A CD4-untouched pre-selection step was performed to enrich for CD4⁺ cells. Selected cells were then stimulated in 50% ImmunoCult-XF T cell Expansion Medium (Stem Cell Technologies), 50% conditioned medium, 2.5 μg/mL PHA (Sigma), 5 μM AMD3100 (Selleckchem), 5 μM MVC (Selleckchem), 1 μM EFV (Selleckchem), 5 μM Z-VAD-FMK (Selleckchem), 100 IU IL-2/mL (Miltenyi) for 36-40h to reactivate latent proviruses. HUT4-3 cells, as positive control, were stimulated with PHA 24h prior to staining. For optimized conditions ≥2.5X10E6 Ramos cells (CD19⁺CD3⁻) were added as carrier cells. Subsequently, cells were surface stained for immunological characterization or for assessing Env expression. To detect Env, we used 5 μg/mL biotinylated bNAb mix (3BNC117, 10–1074, PG16, 35O22, 10E8 all provided by F. Klein) which was targeted by an Anti-Biotin-VioBright 515 (Miltenyi) secondary antibody. Cells were fixed for 30 min at RT in PBS 2% PFA. Cells were permeabilized twice with ICS Permeabilization Wash buffer (Biolegend) labeled intracellularly with anti-HIV Gag (KC-57PE, Beckman Coulter). ICS labeled samples were washed twice in perm-wash buffer and acquired on an LSRFortessa (BD Bioscience).
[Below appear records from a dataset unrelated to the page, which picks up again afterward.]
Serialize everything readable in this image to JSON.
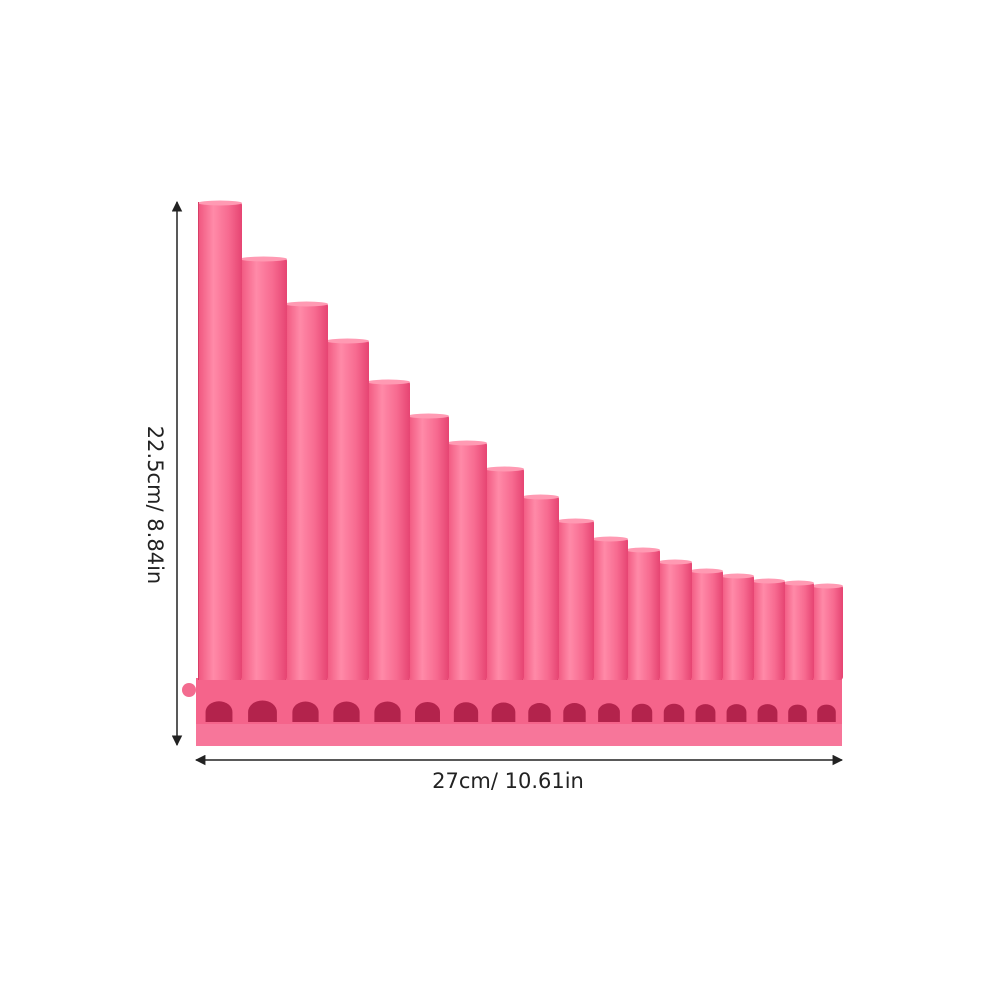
{
  "dimensions": {
    "height": "22.5cm/ 8.84in",
    "width": "27cm/ 10.61in"
  }
}
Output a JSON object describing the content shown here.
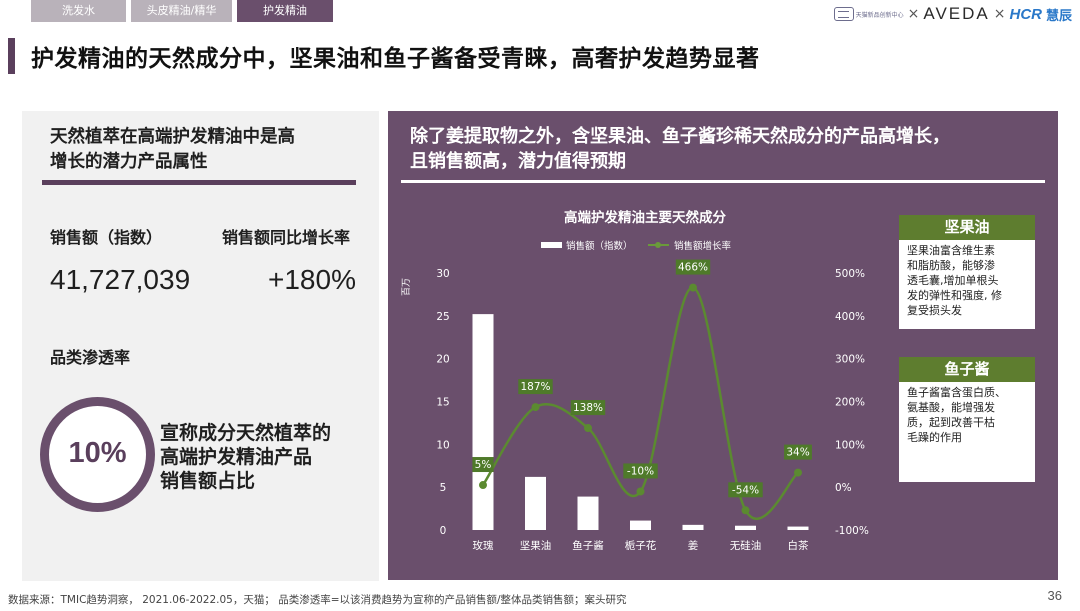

For titration, the infectious cell clone HUT4-3⁴¹ was spiked into the HIV-1 non-susceptible B-cell line (Ramos) to estimate infectious cells per million (quantities of either 100,000, 2,250, 225, 45, 9, 3, 1, 0.3 presumed infectious HUT4-3 cells). Each dilution was examined by qPCR for HIV-1 DNA load, RT-qPCR for poly-A transcripts, GERDA for Gag+/Env+ translation-competent cells and HIV-1 LTR driven X-Gal readout for HIV-1 infection events.